Tuesday 13 July 2010

Post World Cup Depression Fades, Gives Way to Inaccurate Reminiscing

By Han Taylor


It is now about 48 hours since shockingly good balding Catalan midget Andreas Iniesta put the footballing world both out of its misery by ending the Netherlands’ hopes of being the least popular, most blood thirsty, champions ever and, simultaneously, into a fresh realm of pain in the knowledge that the next time a world cup ball will be kicked is in a vomit-inducing four years.  FIFA confirmed WC2014 will be in Brazil so you’ll probably be at work for the majority of proceedings and will only catch the highlights of the final, which a reinvigorated Netherlands’ side will win 3-0 by employing the controversial yet effective tactic of slitting the throats of anyone who stands in their way with carefully concealed cheese wire provided by new team sponsor Edam.
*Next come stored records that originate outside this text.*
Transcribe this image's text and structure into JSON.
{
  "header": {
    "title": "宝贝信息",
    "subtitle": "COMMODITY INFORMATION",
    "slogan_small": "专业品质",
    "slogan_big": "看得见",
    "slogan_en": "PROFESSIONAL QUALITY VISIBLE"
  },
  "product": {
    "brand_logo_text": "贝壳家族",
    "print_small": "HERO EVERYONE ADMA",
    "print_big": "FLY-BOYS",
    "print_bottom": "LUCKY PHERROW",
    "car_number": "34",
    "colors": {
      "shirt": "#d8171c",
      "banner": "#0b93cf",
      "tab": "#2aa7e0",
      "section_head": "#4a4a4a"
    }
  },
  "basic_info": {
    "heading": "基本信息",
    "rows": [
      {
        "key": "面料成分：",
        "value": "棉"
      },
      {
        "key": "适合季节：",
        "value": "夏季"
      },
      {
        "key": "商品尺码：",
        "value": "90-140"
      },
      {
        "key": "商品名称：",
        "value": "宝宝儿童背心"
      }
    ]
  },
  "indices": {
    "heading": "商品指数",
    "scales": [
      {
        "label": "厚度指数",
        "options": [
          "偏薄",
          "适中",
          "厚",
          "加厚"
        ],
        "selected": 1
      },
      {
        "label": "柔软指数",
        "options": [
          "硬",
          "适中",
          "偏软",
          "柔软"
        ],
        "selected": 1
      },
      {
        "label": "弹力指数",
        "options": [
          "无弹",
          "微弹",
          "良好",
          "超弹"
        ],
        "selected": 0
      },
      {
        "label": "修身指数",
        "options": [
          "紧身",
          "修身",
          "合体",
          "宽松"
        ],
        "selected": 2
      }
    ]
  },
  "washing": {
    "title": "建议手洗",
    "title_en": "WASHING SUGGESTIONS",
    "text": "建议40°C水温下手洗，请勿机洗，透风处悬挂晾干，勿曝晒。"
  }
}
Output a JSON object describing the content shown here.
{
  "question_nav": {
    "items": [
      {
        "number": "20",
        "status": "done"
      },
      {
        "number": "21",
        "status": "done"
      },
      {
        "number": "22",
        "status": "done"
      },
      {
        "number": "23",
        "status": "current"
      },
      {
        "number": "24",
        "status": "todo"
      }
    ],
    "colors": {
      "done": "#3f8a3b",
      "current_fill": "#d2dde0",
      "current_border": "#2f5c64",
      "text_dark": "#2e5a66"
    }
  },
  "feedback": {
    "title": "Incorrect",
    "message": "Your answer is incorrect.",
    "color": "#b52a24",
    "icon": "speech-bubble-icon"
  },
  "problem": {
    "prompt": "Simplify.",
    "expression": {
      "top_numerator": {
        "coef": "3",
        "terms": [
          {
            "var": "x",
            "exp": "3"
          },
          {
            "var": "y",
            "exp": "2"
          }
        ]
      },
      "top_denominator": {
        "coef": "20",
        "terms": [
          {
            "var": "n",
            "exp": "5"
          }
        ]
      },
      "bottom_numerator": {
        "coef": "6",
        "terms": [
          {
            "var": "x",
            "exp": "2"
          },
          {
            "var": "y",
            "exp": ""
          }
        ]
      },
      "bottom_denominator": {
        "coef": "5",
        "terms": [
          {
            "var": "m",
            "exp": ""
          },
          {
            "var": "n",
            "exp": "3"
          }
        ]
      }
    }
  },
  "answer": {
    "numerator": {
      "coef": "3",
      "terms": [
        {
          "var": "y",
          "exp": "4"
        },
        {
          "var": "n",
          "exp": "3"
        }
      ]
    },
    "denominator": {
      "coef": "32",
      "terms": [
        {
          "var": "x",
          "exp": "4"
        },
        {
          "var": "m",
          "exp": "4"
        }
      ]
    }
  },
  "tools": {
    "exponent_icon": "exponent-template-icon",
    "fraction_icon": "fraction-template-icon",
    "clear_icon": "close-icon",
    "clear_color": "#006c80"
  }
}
Much like other popular British pass times such as copious alcohol consumption and fighting, typical initial symptoms of World Cup withdrawal included “feeling a bit shaky”, an unwillingness to return to the drudgery of real life, a marked increase in feelings of aggression and hopelessness and an overarching depression.  Alan Nantes of the Male Behavioural Institute has been monitoring the situation and believes that things are improving.  “Most of my observations point to an ending of the short lived depression stage.  Predictably the shift has not been towards what we in the non-homoerotic male observation industry might term “dealing with reality”, “getting a grip” or “catching oneself the fuck on”.  Rather many subjects are avoided this phase altogether in favour of rose-tinted hindsight.  John from Southend declared “I loved every minute of it, not a bad game in the whole bloody thing.  The people, the vuvezelas, the big name performances, the way England really gave it a good go, the ITV punditry, I just couldn’t fault it, me.”

EDITOR’S UPDATE:  The NHS have announced that the above will be the last such study undertaken by the MBI, which has been culled in the latest round of budget cuts.  The seeking-to-be-popular-with-a-demographic-he-can’t-possibly-relate-to Prime Minister, Eton educated stockbroker’s son and potential heir to £30m, David Cameron released this statement: “Rugby Soccer Football, is the national game and the one that the real man on the street is interested.  I will not stand for public funds to be spent on an unnecessary dissection of the psyche of the common idiot man who has ceaselessly and tirelessly brought this snivelling, selfish country to its knees helped make this great country what it is today.”

1 comment:

  1. Some of us immerse ourselves in other forms of sport to fill the void, and hold up these new combatants as our heros. There will be a world wide explosion in pigeon racing very soon, mark my words, and Lord Pidgy 'Thundebolt' the Third has my money!

    p.s. although he did karate kick another pigeon during the last race but the referee didn't see it. If there had of been the new 'Pigeon Racing Wingtip Camera Technology' he would have walked!